# advancing age



## buckytom (Mar 29, 2005)

a friend, and old "poster" here, sent this to me. i liked it so much i "thought" i would "pass" this "along"... (can you "guess" who  )

ADVANCING AGE 





The other day a young person asked me how I felt about being old.

I was taken aback, for I do not think of myself as old. Upon seeing my reaction, she was immediately embarrassed, but I explained that it was an interesting question, and I would ponder it, and let her know.

Old age, I decided, is a gift. I am now, probably for the first time in my life, the person I have always wanted to be. Oh, not my body!  I sometime despair over my body-the wrinkles, the baggy eyes, skin spots and bumps, and the sagging butt. And often I am taken aback by that old person that lives in my mirror, but I don't agonize over those things for long.

I would never trade my amazing friends, my wonderful life, my loving family for less gray hair or a flatter belly. As I've aged, I've become more kind to myself, and less critical of myself. I've become my own friend. I don't  chide myself for eating that extra cookie, or for not making my bed,  or for buying that silly cement fountain that I didn't need, but looks so avant garde on my patio.

I am entitled to overeat, to be messy,  to be extravagant.  I have seen too many dear friends leave this world too soon;  before they understood the great freedom that comes with aging.

Whose business is it if I choose to read until 4 AM, and sleep until noon? I will dance with myself to those wonderful tunes of the 70's, and if I at the same time wish to weep over a lost love, I will.  I will walk the beach in a swim suit that is stretched over a bulging body, and will dive into the waves with abandon if I choose to, despite the pitying glances from the bikini set.  They, too, will get old.

I know I am sometimes forgetful.  But there again, some of life is just as well forgotten -- and I eventually remember the important things.

Sure, over the years my heart has been broken. How can your heart not break when you lose a loved one, or when a child suffers, or even when a beloved pet gets hit by a car?  But broken hearts are what give us strength and understanding and compassion.  A heart never broken is pristine and sterile and will never know the joy of being imperfect.

I am so blessed to have lived long enough to have my hair turn gray or even lost forever, and to have my youthful laughs be forever etched into deep groove on my face.  So many have never laughed, and so many have died before their hair could turn silver.  I can say "no," and mean it.  I can say "yes," and mean it.  As you get older, it is easier to be positive.  You care less about what other people think. I don't question myself anymore. I've even earned the right to be wrong.

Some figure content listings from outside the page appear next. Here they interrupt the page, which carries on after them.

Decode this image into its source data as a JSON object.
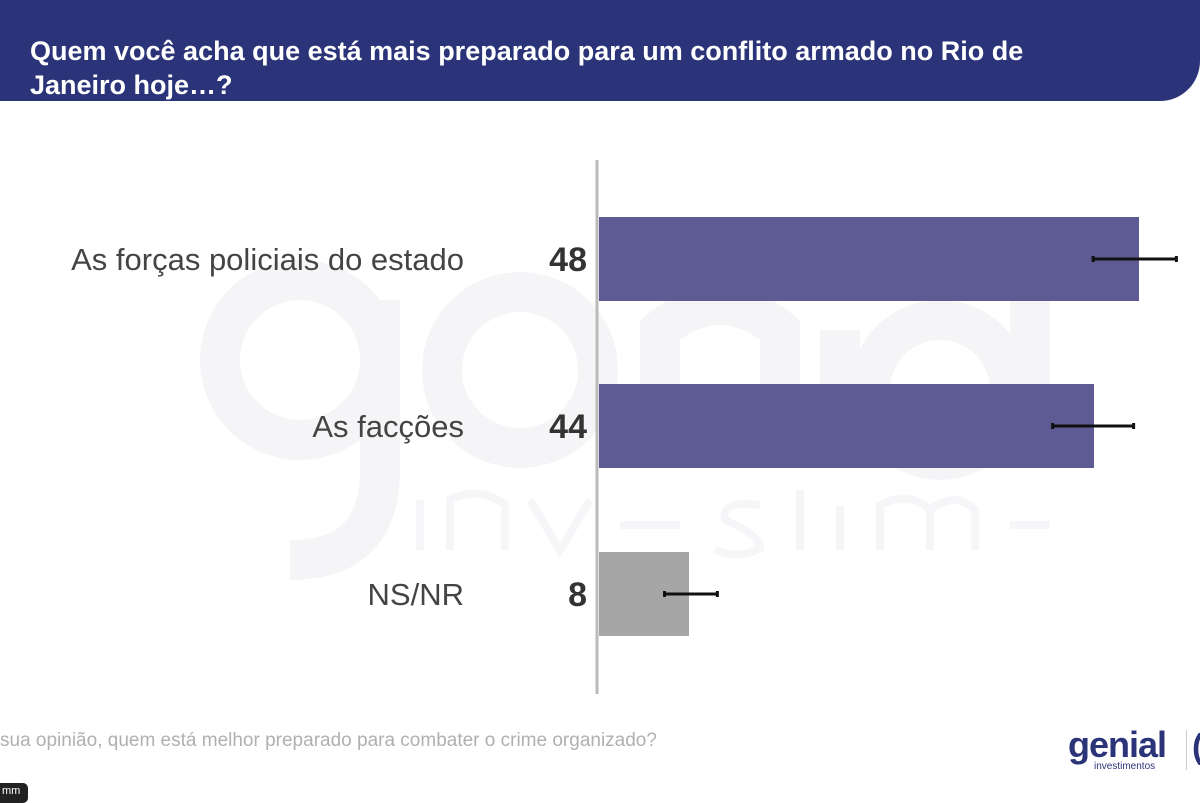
{
  "header": {
    "title": "Quem você acha que está mais preparado para um conflito armado no Rio de Janeiro hoje…?"
  },
  "watermark": {
    "line1": "genial",
    "line2": "investimentos"
  },
  "chart_data": {
    "type": "bar",
    "orientation": "horizontal",
    "title": "Quem você acha que está mais preparado para um conflito armado no Rio de Janeiro hoje…?",
    "categories": [
      "As forças policiais do estado",
      "As facções",
      "NS/NR"
    ],
    "values": [
      48,
      44,
      8
    ],
    "value_labels": [
      "48",
      "44",
      "8"
    ],
    "error_bars": [
      [
        44.1,
        51.5
      ],
      [
        40.5,
        47.7
      ],
      [
        6.0,
        10.7
      ]
    ],
    "colors": [
      "#5e5b94",
      "#5e5b94",
      "#a6a6a6"
    ],
    "xlim": [
      0,
      53
    ],
    "grid": false
  },
  "footer": {
    "question": "sua opinião, quem está melhor preparado para combater o crime organizado?",
    "tag": "mm",
    "logo_main": "genial",
    "logo_sub": "investimentos",
    "logo_partial": "("
  }
}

So, to answer your question, I like being old.  It has set me free.  I like the person I have become.  I am not going to live forever, but while I am still here, I will not waste time lamenting what could have been,  or worrying about what will be.  

And I shall eat dessert every single day.
​


----------



## In the Kitchen (Mar 29, 2005)

*Thanks*

Made me feel 'great'.  So appropriate.  I do live with someone who looks at me in the mirror.  Sure doesn't look like the way I feel.  Only when I hear disappointment or my dogs get sick.  Then the image is all too real.  I loved this bucky; thanks for your time and sharing.  I never did think age mattered, only the people who ask are worried about my age.  Oprah always says it is how you feel inside that matters.  I think she is so wise.  Successful too.


----------



## norgeskog (Mar 29, 2005)

Hey Buck that is great, however, I cannot think of who may have sent it to you.  Congratulate whomever, it is a great piece.  I shall send it to all my age-appropriate friends and family.  You really made my day.  Thanks again.


----------



## lindatooo (Mar 29, 2005)

Thanks Bucky I loved that!


----------



## pdswife (Mar 29, 2005)

Thanks bucky.  I'm quickly approaching my 40th  (May 3rd) and have already started freaking out about it.  This helped!


----------



## mudbug (Mar 30, 2005)

Every time my daughter tells me I need to color my hair I tell her that I earned every gray hair on my head and that they all have names.


----------



## Heat (Mar 30, 2005)

Thanks bucky, Im also reaching a Birthday, my 43rd. And i have been going through aging problems, and  depressing thoughts of it. But, i too thank the one who sent it to you, But, mostly you for sharing it with us. I will take it to heart. And, work on the things that need to  be changesd. And, think of the positive and happy things in my life. And,I too will  share with friends and family. Thanks Bucky!!


----------



## buckytom (Mar 30, 2005)

...........


----------



## -DEADLY SUSHI- (Mar 31, 2005)

Thanks for the post!


----------



## lyndalou (Mar 31, 2005)

Great post, Bucky. Are you going to tell us who sent it to you?


----------



## ronjohn55 (Mar 31, 2005)

Ok, am I getting too old, or did a post dissapear off of the end of this thread???

John


----------